What Is a Zero-Click Attack and Why is Everyone Talking About It?
After a cyberattack in late 2021 on an unknown Bahraini human rights activist, anxiety over zero-day vulnerabilities among cybersecurity professionals grew. The activist’s iPhone 12 Pro had been infiltrated by a zero-click assault, in which social engineering was not required and the user did not need to click on any malicious links, according to Canadian internet watchdog Citizen Lab, which examined the device. This raises a concern for cybersecurity professionals: what are zero-click attacks? And what actions can we take to defend ourselves from this kind of assault?
What Is a Zero-Click Attack?
Malware that requires no action from the intended target is known as a zero-click attack. Instead, it takes use of recently discovered software flaws. In order to build a port of entry for malware that requires no involvement, cybercriminals will take advantage of undiscovered software faults, sometimes referred to as zero-day vulnerabilities.
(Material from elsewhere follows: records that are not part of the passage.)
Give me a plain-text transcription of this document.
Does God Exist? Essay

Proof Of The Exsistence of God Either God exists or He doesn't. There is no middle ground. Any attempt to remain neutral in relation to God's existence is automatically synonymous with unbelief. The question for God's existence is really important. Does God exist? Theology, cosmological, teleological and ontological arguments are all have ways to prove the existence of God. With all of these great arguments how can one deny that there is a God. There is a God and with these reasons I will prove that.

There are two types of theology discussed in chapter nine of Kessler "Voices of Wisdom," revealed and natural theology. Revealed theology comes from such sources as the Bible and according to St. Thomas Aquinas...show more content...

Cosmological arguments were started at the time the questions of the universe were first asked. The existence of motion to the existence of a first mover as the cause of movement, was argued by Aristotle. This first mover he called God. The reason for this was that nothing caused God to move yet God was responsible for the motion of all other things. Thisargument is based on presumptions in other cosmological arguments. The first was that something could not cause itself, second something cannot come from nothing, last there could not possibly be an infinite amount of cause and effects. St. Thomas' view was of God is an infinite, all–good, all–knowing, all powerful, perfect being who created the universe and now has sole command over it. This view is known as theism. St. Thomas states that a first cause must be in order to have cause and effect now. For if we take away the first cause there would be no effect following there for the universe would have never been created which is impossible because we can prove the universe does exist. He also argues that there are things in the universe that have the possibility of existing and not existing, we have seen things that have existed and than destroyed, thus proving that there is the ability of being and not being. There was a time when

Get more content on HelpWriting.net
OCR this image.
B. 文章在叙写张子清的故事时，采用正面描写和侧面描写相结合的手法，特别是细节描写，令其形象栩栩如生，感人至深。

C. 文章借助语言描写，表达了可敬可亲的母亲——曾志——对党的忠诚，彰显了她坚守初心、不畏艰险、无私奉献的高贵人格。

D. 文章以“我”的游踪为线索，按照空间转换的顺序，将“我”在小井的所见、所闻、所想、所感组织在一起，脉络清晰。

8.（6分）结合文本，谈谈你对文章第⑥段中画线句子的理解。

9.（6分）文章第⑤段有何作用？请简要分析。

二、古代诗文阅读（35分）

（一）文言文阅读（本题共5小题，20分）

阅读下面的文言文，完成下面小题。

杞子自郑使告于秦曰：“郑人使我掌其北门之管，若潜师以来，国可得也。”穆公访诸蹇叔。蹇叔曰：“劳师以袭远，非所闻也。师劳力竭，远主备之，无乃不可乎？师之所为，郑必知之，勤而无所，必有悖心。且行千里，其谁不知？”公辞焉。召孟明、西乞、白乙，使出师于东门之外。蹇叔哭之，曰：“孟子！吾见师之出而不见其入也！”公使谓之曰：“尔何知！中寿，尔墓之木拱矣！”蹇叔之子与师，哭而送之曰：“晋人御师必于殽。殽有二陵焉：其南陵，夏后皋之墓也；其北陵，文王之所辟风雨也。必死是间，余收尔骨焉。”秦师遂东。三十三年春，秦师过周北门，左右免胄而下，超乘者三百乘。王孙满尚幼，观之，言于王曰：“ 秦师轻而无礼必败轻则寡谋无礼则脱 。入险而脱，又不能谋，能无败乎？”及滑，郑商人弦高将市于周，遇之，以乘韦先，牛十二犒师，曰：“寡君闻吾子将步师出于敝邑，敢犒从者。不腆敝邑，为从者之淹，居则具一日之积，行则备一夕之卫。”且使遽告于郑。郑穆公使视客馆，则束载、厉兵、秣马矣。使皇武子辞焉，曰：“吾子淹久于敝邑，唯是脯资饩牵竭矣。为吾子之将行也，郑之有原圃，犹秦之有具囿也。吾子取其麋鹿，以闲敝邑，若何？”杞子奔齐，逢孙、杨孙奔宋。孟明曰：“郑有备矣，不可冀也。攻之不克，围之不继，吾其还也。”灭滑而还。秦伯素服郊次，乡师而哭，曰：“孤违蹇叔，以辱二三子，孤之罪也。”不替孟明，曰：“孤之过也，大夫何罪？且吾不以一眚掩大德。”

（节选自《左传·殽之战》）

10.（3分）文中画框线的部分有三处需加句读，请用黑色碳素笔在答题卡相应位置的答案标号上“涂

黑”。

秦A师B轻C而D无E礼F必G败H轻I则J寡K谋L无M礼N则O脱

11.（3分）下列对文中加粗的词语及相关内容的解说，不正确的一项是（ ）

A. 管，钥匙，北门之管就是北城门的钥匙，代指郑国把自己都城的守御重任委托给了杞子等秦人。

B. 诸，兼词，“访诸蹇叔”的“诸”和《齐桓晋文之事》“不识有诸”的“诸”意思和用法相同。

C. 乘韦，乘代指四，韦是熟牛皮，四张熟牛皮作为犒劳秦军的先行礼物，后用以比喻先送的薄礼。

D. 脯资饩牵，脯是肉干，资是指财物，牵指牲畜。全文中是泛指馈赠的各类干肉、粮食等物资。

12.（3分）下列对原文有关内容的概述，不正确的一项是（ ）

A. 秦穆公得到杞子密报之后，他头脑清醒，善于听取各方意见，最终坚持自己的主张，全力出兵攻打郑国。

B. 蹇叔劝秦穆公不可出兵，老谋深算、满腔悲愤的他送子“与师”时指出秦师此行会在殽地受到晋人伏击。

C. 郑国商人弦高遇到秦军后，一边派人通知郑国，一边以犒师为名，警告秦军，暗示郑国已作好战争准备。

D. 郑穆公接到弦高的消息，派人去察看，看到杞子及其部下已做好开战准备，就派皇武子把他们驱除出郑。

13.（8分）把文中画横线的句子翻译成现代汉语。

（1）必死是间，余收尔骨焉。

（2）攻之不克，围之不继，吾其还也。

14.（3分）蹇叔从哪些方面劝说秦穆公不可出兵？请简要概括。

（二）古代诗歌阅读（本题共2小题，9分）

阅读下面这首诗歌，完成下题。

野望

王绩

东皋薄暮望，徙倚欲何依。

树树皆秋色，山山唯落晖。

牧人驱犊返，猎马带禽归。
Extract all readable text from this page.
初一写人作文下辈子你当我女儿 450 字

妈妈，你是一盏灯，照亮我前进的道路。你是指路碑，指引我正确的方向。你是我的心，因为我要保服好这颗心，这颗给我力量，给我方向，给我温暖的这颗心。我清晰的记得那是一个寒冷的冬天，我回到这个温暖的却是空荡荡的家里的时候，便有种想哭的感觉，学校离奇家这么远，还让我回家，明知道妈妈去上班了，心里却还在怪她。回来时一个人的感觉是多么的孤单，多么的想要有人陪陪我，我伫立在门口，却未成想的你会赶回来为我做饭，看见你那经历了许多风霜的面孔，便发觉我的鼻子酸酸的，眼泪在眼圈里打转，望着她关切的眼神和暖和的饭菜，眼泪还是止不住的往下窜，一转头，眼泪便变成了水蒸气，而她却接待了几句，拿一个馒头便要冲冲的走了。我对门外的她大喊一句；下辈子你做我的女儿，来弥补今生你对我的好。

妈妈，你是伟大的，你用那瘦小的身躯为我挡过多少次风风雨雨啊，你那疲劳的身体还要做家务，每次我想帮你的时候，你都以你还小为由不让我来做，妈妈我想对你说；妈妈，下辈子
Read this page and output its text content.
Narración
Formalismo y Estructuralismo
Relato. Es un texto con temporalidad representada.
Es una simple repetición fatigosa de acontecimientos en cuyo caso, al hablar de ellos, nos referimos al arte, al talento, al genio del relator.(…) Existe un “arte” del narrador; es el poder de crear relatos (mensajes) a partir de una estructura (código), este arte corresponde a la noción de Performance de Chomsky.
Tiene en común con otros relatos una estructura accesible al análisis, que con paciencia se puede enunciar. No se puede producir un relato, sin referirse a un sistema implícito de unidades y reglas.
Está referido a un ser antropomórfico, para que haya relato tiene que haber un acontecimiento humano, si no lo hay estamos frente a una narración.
The cybercriminal might, for instance, distribute the zero-day assault as a GIF over iMessage or as a WhatsApp missed call.
The zero-click attack on the activist from Bahrain was not the only one to be made public. In actuality, this kind of hack has existed for a long time. In order to conduct a zero-click attack on activists in 2016, the United Arab Emirates hired the assistance of former American intelligence agents.
The cyber operations division of the UAE called Project Raven created an iMessage that took advantage of a security hole and exposed photographs, text messages, and sensitive location data.
The former CEO of Amazon, Jeff Bezos, was the victim of a zero-click attack in 2019. Mohammad Bin Salman, the Saudi Arabian Crown Prince, supposedly had him in mind. Investigators discovered that the Crown Prince gave Bezos a video clip on WhatsApp that had a downloader for encryption. The amount of data being transmitted from Bezos’ phone considerably increased after receiving this video.
In another famed zero-click attack, a WhatsApp vulnerability was exploited using a tool called Pegasus developed by the Israeli company NSO Group Technologies. Several prominent people, including members of the Arab royal family, advocates for human rights, leaders of governments, and others, had Pegasus installed on their devices. “In order to launch a fresh installation, the operator of the Pegasus system should merely insert the target phone number,” reads an exhibit from the trial where Facebook sued NGO in 2019. The system takes care of the rest automatically, which in most cases results in the installation of an agent (malware) on the target device.
How to Protect Yourself Against Zero-Click Attacks?Attacks with zero clicks are intimidating because there isn’t much you can do to stop them. Given that these assaults are highly targeted, you may rest easy knowing that you’re doing everything you can to strengthen your security. Here are some guidelines for protecting your data and devices.
- Make sure the most recent security fixes are installed on your devices. Software providers stay on top of new security flaws and release fixes to lessen the risk of cyber assaults.
- Use a malware detection program to check your environment for potential cyber dangers. These instruments are intended to find malware on your devices.
- To stop harmful network traffic, use a firewall. You can lessen your susceptibility to zero-click attacks by limiting network traffic to that which is necessary or by blocking malicious activity.
- By combining vendors, entry points can be decreased. You are more vulnerable to potential zero-click attacks the more software you permit access to in your environment. By consolidating your vendor base, reduce the number of access points for bad actors.
- Inform your users. Attacks with zero clicks frequently target a particular phone number or email address. Informing your consumers about online information sharing will help them avoid being a target for fraudsters.